Haley Ullett, 15, said that she saw a need for the center and that many of her fellow McHenry East High School students would benefit.
“I know there are a lot of students at East that need this place for peer support or just somewhere to meet new people or hang out with friends that isn’t at the school but is a safe and supportive environment,” she said. “It will be great for people in middle school or eighth grade going into high school, so that way they’re not just going in blindly. They will know people from high school from this center.”
Teens and their parents came to the meeting to voice support for the proposal, which the Mihevcs hope to have up and running by November or December. The McHenry City Council will consider the plan at its 7 p.m. Oct. 16 meeting at the McHenry Municipal Center, 333 Green St., McHenry.
The two-story, 4,880-square-foot building is centrally located, less than a mile from both McHenry High School campuses and close to a bike path and park. Programming will be free and open to students in sixth through 12th grades.
Kyla Henige, 14, said that for her, the benefit would be the ability to connect with students of all ages and learn how to collaborate with diverse age groups and new people.
“It’s going to be good to learn those life lessons we need to know,” she said. “And to get to work with kids younger and older will help us get that experience, so when it comes to school time or outside school, you really have that real true experience of working with other kids.”

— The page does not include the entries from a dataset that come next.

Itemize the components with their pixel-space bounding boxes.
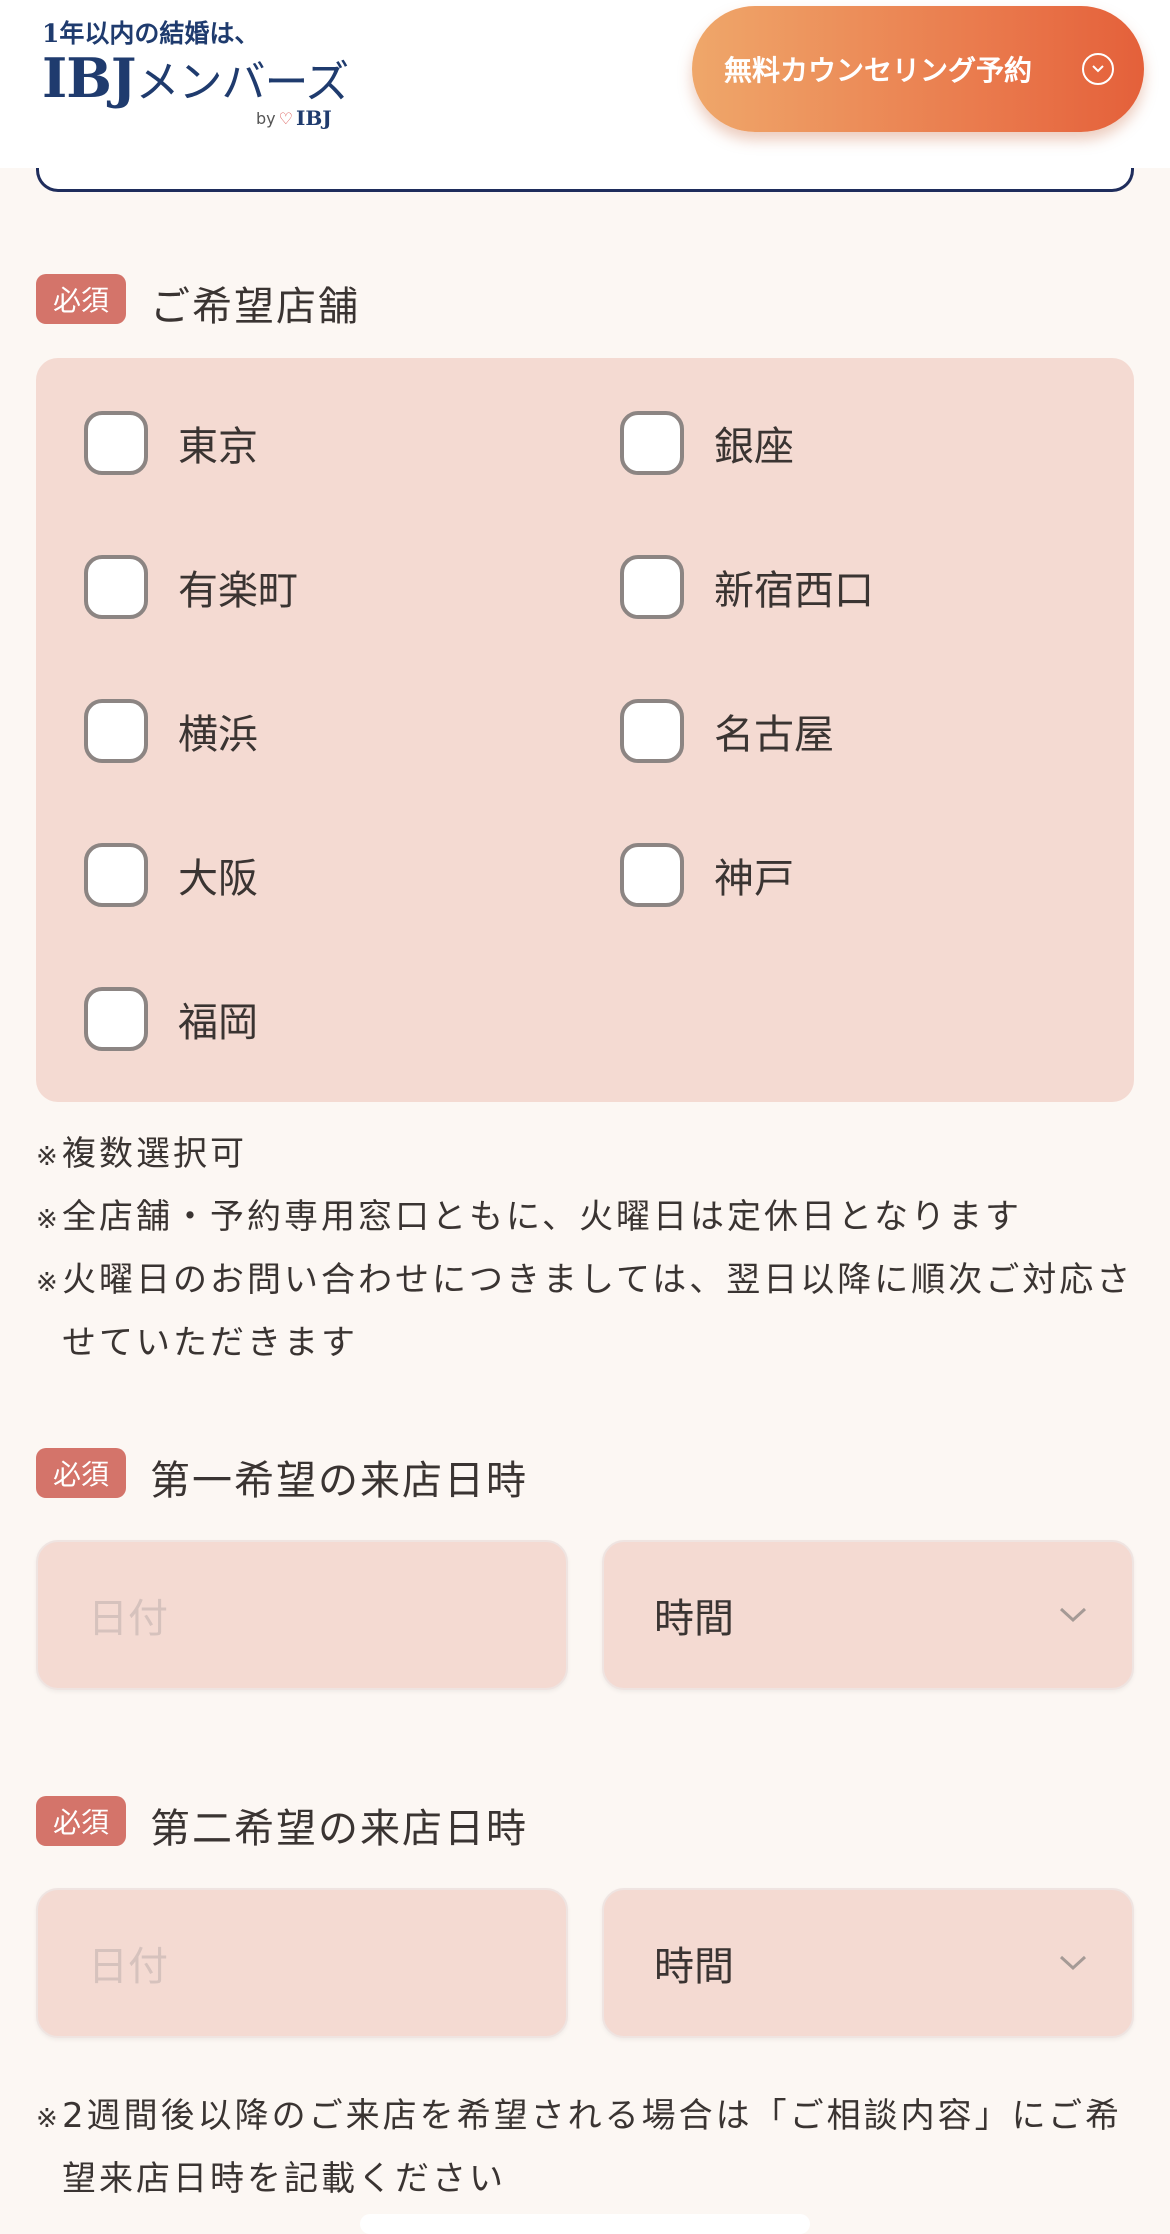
note-tuesday-inquiries: ※火曜日のお問い合わせにつきましては、翌日以降に順次ご対応させていただきます [36, 1260, 1134, 1363]
store-option-yurakucho[interactable]: 有楽町 [84, 550, 298, 624]
store-label: 福岡 [178, 1000, 258, 1046]
free-counseling-booking-button[interactable]: 無料カウンセリング予約 [692, 6, 1144, 132]
store-label: 横浜 [178, 712, 258, 758]
checkbox[interactable] [84, 555, 148, 619]
chevron-down-icon [1059, 1955, 1087, 1971]
checkbox[interactable] [620, 699, 684, 763]
date-placeholder: 日付 [88, 1944, 168, 1990]
home-indicator [360, 2214, 810, 2234]
cta-label: 無料カウンセリング予約 [724, 54, 1033, 87]
second-choice-date-input[interactable]: 日付 [36, 1888, 568, 2038]
checkbox[interactable] [620, 555, 684, 619]
checkbox[interactable] [620, 843, 684, 907]
ibj-members-logo[interactable]: 1年以内の結婚は、 IBJメンバーズ by ♡ IBJ [42, 14, 349, 134]
heart-icon: ♡ [278, 108, 293, 128]
store-option-kobe[interactable]: 神戸 [620, 838, 794, 912]
store-section-title: ご希望店舗 [150, 284, 360, 330]
date-placeholder: 日付 [88, 1596, 168, 1642]
note-multiple-selection: ※複数選択可 [36, 1134, 247, 1174]
second-choice-title: 第二希望の来店日時 [150, 1806, 528, 1852]
store-label: 銀座 [714, 424, 794, 470]
second-choice-time-select[interactable]: 時間 [602, 1888, 1134, 2038]
date-notes: ※2週間後以降のご来店を希望される場合は「ご相談内容」にご希望来店日時を記載くだ… [36, 2086, 1136, 2209]
time-value: 時間 [654, 1944, 734, 1990]
store-option-nagoya[interactable]: 名古屋 [620, 694, 834, 768]
logo-wordmark: IBJメンバーズ [42, 46, 349, 110]
store-notes: ※複数選択可 ※全店舗・予約専用窓口ともに、火曜日は定休日となります ※火曜日の… [36, 1124, 1136, 1373]
first-choice-date-input[interactable]: 日付 [36, 1540, 568, 1690]
store-label: 有楽町 [178, 568, 298, 614]
store-option-fukuoka[interactable]: 福岡 [84, 982, 258, 1056]
store-option-yokohama[interactable]: 横浜 [84, 694, 258, 768]
store-label: 新宿西口 [714, 568, 874, 614]
logo-tagline: 1年以内の結婚は、 [42, 19, 260, 48]
note-closed-tuesday: ※全店舗・予約専用窓口ともに、火曜日は定休日となります [36, 1197, 1022, 1237]
store-option-osaka[interactable]: 大阪 [84, 838, 258, 912]
note-two-weeks-later: ※2週間後以降のご来店を希望される場合は「ご相談内容」にご希望来店日時を記載くだ… [36, 2096, 1122, 2199]
store-label: 東京 [178, 424, 258, 470]
checkbox[interactable] [620, 411, 684, 475]
required-badge: 必須 [36, 1448, 126, 1498]
checkbox[interactable] [84, 411, 148, 475]
logo-brand: IBJ [42, 46, 136, 110]
store-label: 大阪 [178, 856, 258, 902]
required-badge: 必須 [36, 1796, 126, 1846]
store-label: 神戸 [714, 856, 794, 902]
required-badge: 必須 [36, 274, 126, 324]
logo-by-ibj: by ♡ IBJ [256, 106, 332, 130]
logo-by-brand: IBJ [295, 106, 332, 130]
store-label: 名古屋 [714, 712, 834, 758]
first-choice-title: 第一希望の来店日時 [150, 1458, 528, 1504]
logo-members: メンバーズ [135, 57, 349, 108]
store-checkbox-group: 東京 銀座 有楽町 新宿西口 横浜 名古屋 大阪 神戸 福岡 [36, 358, 1134, 1102]
checkbox[interactable] [84, 843, 148, 907]
logo-by-text: by [256, 108, 276, 128]
store-option-ginza[interactable]: 銀座 [620, 406, 794, 480]
time-value: 時間 [654, 1596, 734, 1642]
chevron-circle-down-icon [1082, 53, 1114, 85]
store-option-shinjuku-nishiguchi[interactable]: 新宿西口 [620, 550, 874, 624]
checkbox[interactable] [84, 987, 148, 1051]
store-option-tokyo[interactable]: 東京 [84, 406, 258, 480]
site-header: 1年以内の結婚は、 IBJメンバーズ by ♡ IBJ 無料カウンセリング予約 [0, 0, 1170, 168]
checkbox[interactable] [84, 699, 148, 763]
first-choice-time-select[interactable]: 時間 [602, 1540, 1134, 1690]
chevron-down-icon [1059, 1607, 1087, 1623]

The center will operate on a nonprofit, volunteer-run basis and will include an on-site, student-run used bookstore. The profits from the 700-square-foot retail portion of the space will go back to operating costs, Mihevc said. Ignite Teen Center will offer academic, life and interest, health and wellness, and social and service project opportunities and programming. Hours are planned from 2:30 to 6 p.m. Monday through Friday with select evening and weekend courses, according to planning documents.

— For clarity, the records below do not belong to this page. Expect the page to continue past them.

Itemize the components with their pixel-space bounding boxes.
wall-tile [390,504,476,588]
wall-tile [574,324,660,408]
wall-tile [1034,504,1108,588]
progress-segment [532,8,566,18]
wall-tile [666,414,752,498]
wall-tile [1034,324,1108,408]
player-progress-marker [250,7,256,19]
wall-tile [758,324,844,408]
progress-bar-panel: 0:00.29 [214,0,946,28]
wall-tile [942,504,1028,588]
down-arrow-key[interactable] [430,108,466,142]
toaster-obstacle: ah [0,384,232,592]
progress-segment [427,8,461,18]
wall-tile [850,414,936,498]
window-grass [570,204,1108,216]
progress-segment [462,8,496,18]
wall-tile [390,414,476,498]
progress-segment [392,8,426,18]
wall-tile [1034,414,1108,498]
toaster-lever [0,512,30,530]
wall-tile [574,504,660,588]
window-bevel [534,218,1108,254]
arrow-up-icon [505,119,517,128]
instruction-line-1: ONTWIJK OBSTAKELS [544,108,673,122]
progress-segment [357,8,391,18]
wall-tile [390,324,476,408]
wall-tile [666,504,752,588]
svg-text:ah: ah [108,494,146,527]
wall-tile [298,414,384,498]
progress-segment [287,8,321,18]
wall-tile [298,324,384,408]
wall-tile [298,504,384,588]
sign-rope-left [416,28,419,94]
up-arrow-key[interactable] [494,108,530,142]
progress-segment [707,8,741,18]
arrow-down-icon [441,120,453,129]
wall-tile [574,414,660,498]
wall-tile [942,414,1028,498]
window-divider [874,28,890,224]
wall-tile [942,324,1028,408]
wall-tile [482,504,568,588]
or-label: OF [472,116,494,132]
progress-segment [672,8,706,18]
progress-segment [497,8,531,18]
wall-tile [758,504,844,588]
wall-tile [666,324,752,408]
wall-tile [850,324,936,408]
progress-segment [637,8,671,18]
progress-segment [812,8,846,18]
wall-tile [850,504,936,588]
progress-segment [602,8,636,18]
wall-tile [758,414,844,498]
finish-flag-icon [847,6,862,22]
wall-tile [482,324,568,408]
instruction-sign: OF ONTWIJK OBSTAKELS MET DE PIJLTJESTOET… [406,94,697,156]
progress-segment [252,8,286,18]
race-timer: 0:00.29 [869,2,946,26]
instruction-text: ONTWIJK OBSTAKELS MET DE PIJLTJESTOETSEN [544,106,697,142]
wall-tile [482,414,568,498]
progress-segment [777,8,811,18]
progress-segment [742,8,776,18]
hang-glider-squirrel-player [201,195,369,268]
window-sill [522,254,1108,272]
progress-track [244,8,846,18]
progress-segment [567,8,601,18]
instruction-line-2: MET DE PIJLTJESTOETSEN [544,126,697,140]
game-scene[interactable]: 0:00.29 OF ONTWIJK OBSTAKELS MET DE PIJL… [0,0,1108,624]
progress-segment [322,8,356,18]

McHenry School District 156 parent and former teacher Barb Sharpe said that she has seen how mentorships can influence teens’ lives.
“I have seen a lot of kids that need mentors in their life,” she said. “For me, when I see that kids have a parent or a mentor, someone that really cares, it makes a difference in their life. It changes how they are in school and in their personal life. … I think it’s a needed thing these days.”
Fellow District 156 parent Sue Kaspar said that she wanted a place where her teenager could spend time with people who have similar values and escape negative pressure.
“Even if they aren’t mentoring each other necessarily, it gives them a place where they have relatively the same values,” she said. “It gives them a safe zone where it is OK to be who they are and not fall into all those stressors and peer pressure-type draws.”